Question

A company manufactures two types of fertilizers F₁ and F₂. Each type of fertilizer requires two raw materials A and B. The number of units of A and B required to manufacture one unit of fertilizer F₁ and F₂ and availability of the raw materials A and B per day are given in the table below:

Raw Material\Fertilizers	F1	F2	Availability
A	2	3	40
B	1	4	70

By selling one unit of F₁ and one unit of F₂, company gets a profit of ₹ 500 and ₹ 750 respectively. Formulate the problem as L.P.P. to maximize the profit.

Answer 1

Let the company manufacture ‘x’ units of fertilizer F₁ and ‘y’ units of F₂.
The profit on one unit of F₁ is ₹ 500 and on unit of F₂ is ₹ 750.
∴ Total profit = ₹ (500x + 750y)
From the given table,
The raw material A required for x units of F₁ and y units of F₂ is (2x + 3y).

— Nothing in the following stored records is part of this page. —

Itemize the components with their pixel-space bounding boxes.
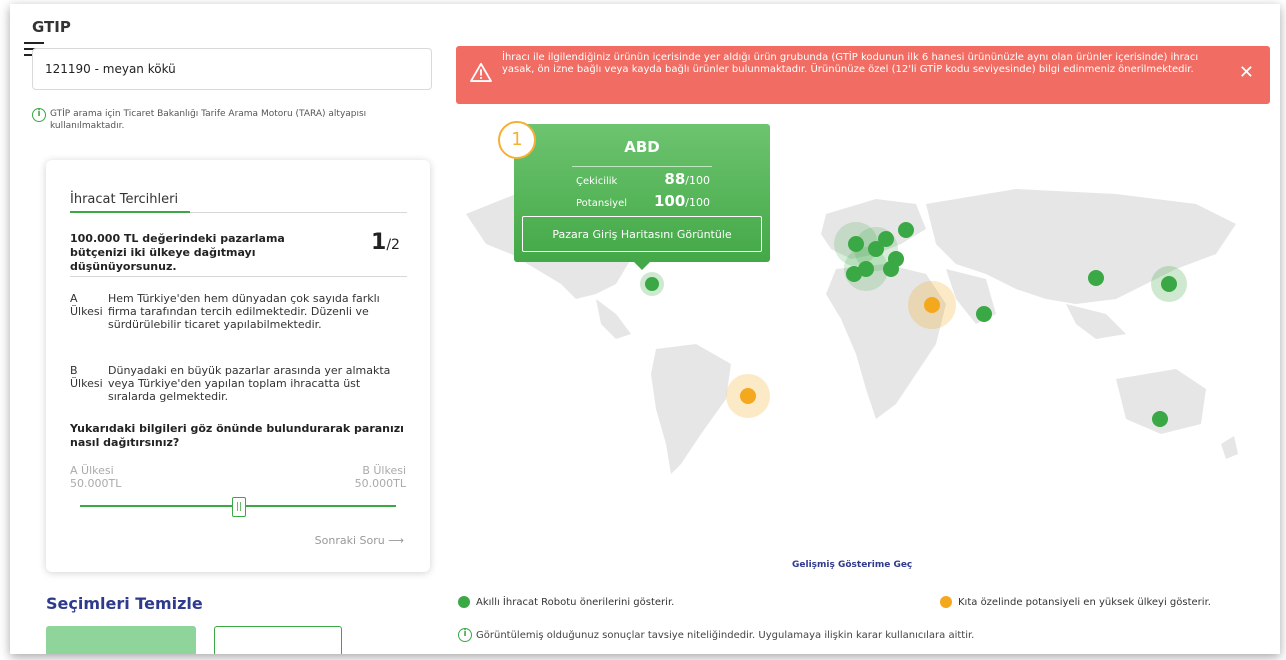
green-dot-icon: [458, 596, 470, 608]
page-title: GTIP: [32, 18, 71, 36]
gtip-search-input[interactable]: [32, 48, 432, 90]
attractiveness-row: Çekicilik 88/100: [576, 170, 710, 188]
tooltip-divider: [572, 166, 712, 167]
potential-label: Potansiyel: [576, 198, 628, 209]
slider-right-country: B Ülkesi: [362, 464, 406, 477]
card-title: İhracat Tercihleri: [70, 192, 179, 207]
distribution-question: Yukarıdaki bilgileri göz önünde bulundur…: [70, 422, 404, 449]
disclaimer: i Görüntülemiş olduğunuz sonuçlar tavsiy…: [458, 628, 974, 642]
alert-text: İhracı ile ilgilendiğiniz ürünün içerisi…: [502, 52, 1199, 75]
next-question-link[interactable]: Sonraki Soru ⟶: [315, 534, 404, 547]
slider-right-label: B Ülkesi 50.000TL: [355, 464, 406, 490]
orange-dot-icon: [940, 596, 952, 608]
market-entry-map-button[interactable]: Pazara Giriş Haritasını Görüntüle: [522, 216, 762, 252]
clear-selections-link[interactable]: Seçimleri Temizle: [46, 594, 203, 613]
legend-green: Akıllı İhracat Robotu önerilerini göster…: [458, 596, 674, 608]
disclaimer-text: Görüntülemiş olduğunuz sonuçlar tavsiye …: [476, 629, 975, 641]
option-b: B Ülkesi Dünyadaki en büyük pazarlar ara…: [70, 364, 410, 403]
question-counter-current: 1: [371, 230, 387, 255]
slider-left-country: A Ülkesi: [70, 464, 114, 477]
legend-orange-text: Kıta özelinde potansiyeli en yüksek ülke…: [958, 596, 1211, 608]
export-preferences-card: İhracat Tercihleri 100.000 TL değerindek…: [46, 160, 430, 572]
primary-button[interactable]: [46, 626, 196, 654]
app-frame: GTIP i GTİP arama için Ticaret Bakanlığı…: [10, 4, 1280, 654]
rank-badge: 1: [498, 121, 536, 159]
slider-left-amount: 50.000TL: [70, 477, 122, 490]
close-icon[interactable]: ✕: [1239, 62, 1254, 84]
card-title-underline: [70, 211, 407, 213]
tara-info-note: i GTİP arama için Ticaret Bakanlığı Tari…: [32, 108, 432, 132]
legend-green-text: Akıllı İhracat Robotu önerilerini göster…: [476, 596, 675, 608]
potential-row: Potansiyel 100/100: [576, 192, 710, 210]
budget-question-text: 100.000 TL değerindeki pazarlama bütçeni…: [70, 232, 285, 273]
info-icon: i: [32, 108, 46, 122]
tara-info-text: GTİP arama için Ticaret Bakanlığı Tarife…: [50, 109, 367, 131]
warning-icon: [470, 62, 492, 82]
option-a: A Ülkesi Hem Türkiye'den hem dünyadan ço…: [70, 292, 410, 331]
secondary-button[interactable]: [214, 626, 342, 654]
export-restriction-alert: İhracı ile ilgilendiğiniz ürünün içerisi…: [456, 46, 1270, 104]
potential-value: 100: [653, 192, 686, 210]
potential-max: /100: [685, 196, 710, 209]
option-b-label: B Ülkesi: [70, 364, 103, 390]
question-counter: 1/2: [371, 230, 400, 255]
attractiveness-label: Çekicilik: [576, 176, 618, 187]
slider-left-label: A Ülkesi 50.000TL: [70, 464, 121, 490]
legend-orange: Kıta özelinde potansiyeli en yüksek ülke…: [940, 596, 1211, 608]
option-a-text: Hem Türkiye'den hem dünyadan çok sayıda …: [108, 292, 380, 331]
advanced-view-link[interactable]: Gelişmiş Gösterime Geç: [792, 560, 912, 570]
question-counter-total: /2: [386, 237, 400, 253]
slider-right-amount: 50.000TL: [354, 477, 406, 490]
option-b-text: Dünyadaki en büyük pazarlar arasında yer…: [108, 364, 391, 403]
info-icon: i: [458, 628, 472, 642]
tooltip-country: ABD: [624, 138, 660, 156]
attractiveness-max: /100: [685, 174, 710, 187]
option-a-label: A Ülkesi: [70, 292, 103, 318]
attractiveness-value: 88: [664, 170, 686, 188]
budget-slider-handle[interactable]: ||: [232, 497, 246, 517]
divider: [70, 276, 407, 277]
country-tooltip: ABD Çekicilik 88/100 Potansiyel 100/100 …: [514, 124, 770, 270]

The raw material B required is (x + 4y).
But maximum availability of raw materials A and B are 40 and 70 units respectively.
∴ The constraints are:
2x + 3y ≤ 40, x + 4y ≤ 70
Since x and y cannot be negative, we have x ≥ 0, y ≥ 0.
∴ Given problem can be formulated as follows:
Maximize Z = 500x + 750y
Subject to 2x + 3y ≤ 40, x + 4y ≤ 70, x ≥ 0, y ≥ 0.